Nous sommes nombreux à utiliser Internet quotidiennement pour travailler, rester en contact avec nos amis et consulter/publier du contenu numérique. Ce que vous ignorez peut-être, c'est qu'un court article d'une loi vieille de vingt-cinq ans est en grande partie responsable de l'Internet tel que nous le connaissons aujourd'hui : un immense carrefour d'innovation et de liberté d'expression.
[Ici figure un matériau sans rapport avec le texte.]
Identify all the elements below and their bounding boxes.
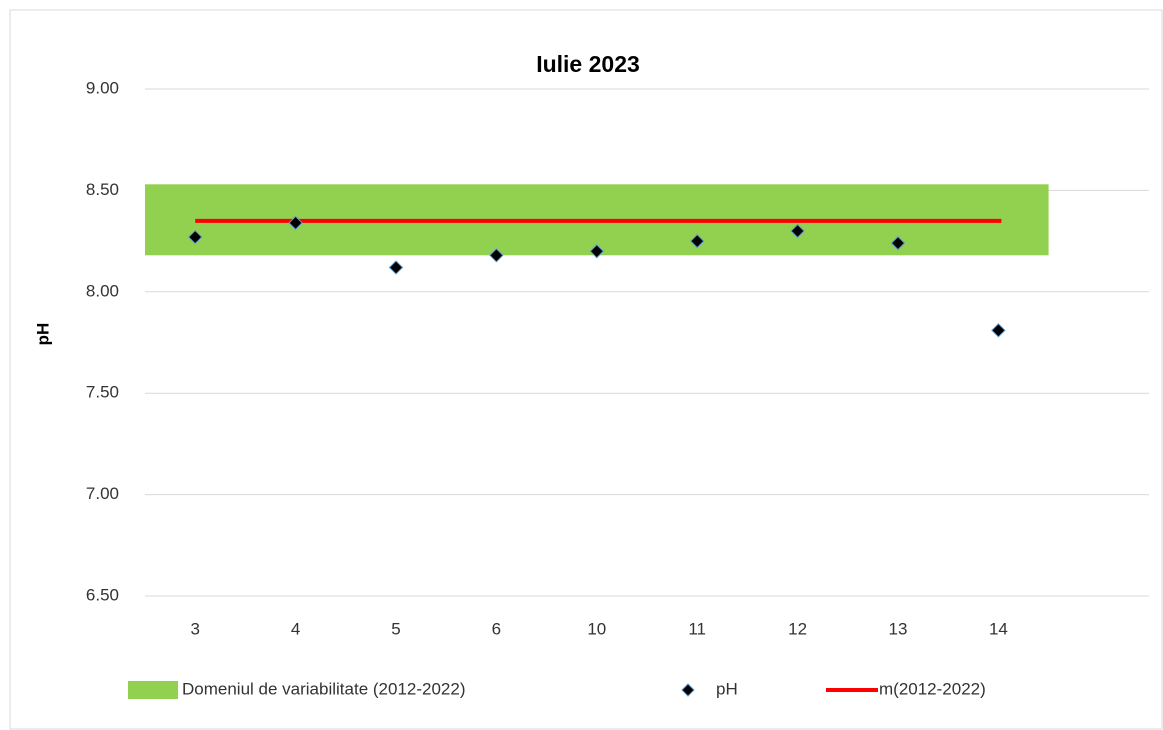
y-tick-label: 6.50 — [86, 585, 119, 604]
ph-point — [489, 248, 504, 263]
legend-swatch — [128, 681, 178, 699]
y-tick-label: 8.50 — [86, 180, 119, 199]
x-tick-label: 3 — [190, 619, 199, 638]
y-tick-label: 7.50 — [86, 383, 119, 402]
ph-point — [991, 323, 1006, 338]
ph-point — [288, 215, 303, 231]
y-tick-label: 7.00 — [86, 484, 119, 503]
x-tick-label: 12 — [788, 619, 807, 638]
x-tick-label: 13 — [889, 619, 908, 638]
chart-title: Iulie 2023 — [536, 51, 640, 77]
y-tick-label: 9.00 — [86, 78, 119, 97]
x-tick-label: 6 — [492, 619, 501, 638]
ph-point — [790, 223, 805, 239]
ph-point — [388, 260, 404, 275]
y-axis-label: pH — [33, 323, 52, 346]
x-tick-label: 10 — [587, 619, 606, 638]
ph-point — [689, 233, 705, 249]
y-tick-label: 8.00 — [86, 281, 119, 300]
x-tick-label: 4 — [291, 619, 300, 638]
legend-label: m(2012-2022) — [879, 679, 986, 698]
legend-label: Domeniul de variabilitate (2012-2022) — [182, 679, 466, 698]
chart-frame — [9, 9, 1163, 730]
x-tick-label: 11 — [688, 619, 706, 638]
ph-point — [589, 244, 605, 259]
ph-point — [187, 229, 203, 245]
x-tick-label: 14 — [989, 619, 1008, 638]
legend-swatch — [681, 683, 695, 697]
ph-point — [890, 235, 906, 251]
x-tick-label: 5 — [391, 619, 400, 638]
legend-label: pH — [716, 679, 738, 698]
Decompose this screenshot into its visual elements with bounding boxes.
L’article 230 de la loi sur la décence des communications de 1996 (Communications Decency Act) confère une immunité aux sites web publiant du contenu tiers. L’article 230(c)(1) précise qu’« aucun fournisseur ni utilisateur d’un service informatique interactif ne peut être considéré comme l’éditeur ou l’auteur d’une information fournie par un autre fournisseur de contenu ». L’article 230(c)(2) protège en outre les opérateurs qui suppriment ou modèrent de bonne foi des contenus obscènes ou offensants.
L'article 230 élimine le risque que les services en ligne soient tenus responsables du comportement de tiers ou de leur réaction raisonnable à ce comportement. L'élimination de ce risque renforce la confiance des investisseurs et permet à de nombreux intervenants sur Internet de modérer les contenus. Plus important encore, l'article 230 donne à chacun la liberté de s'exprimer en ligne.
L’article 230 de la loi sur la décence des communications est-il toujours en vigueur ?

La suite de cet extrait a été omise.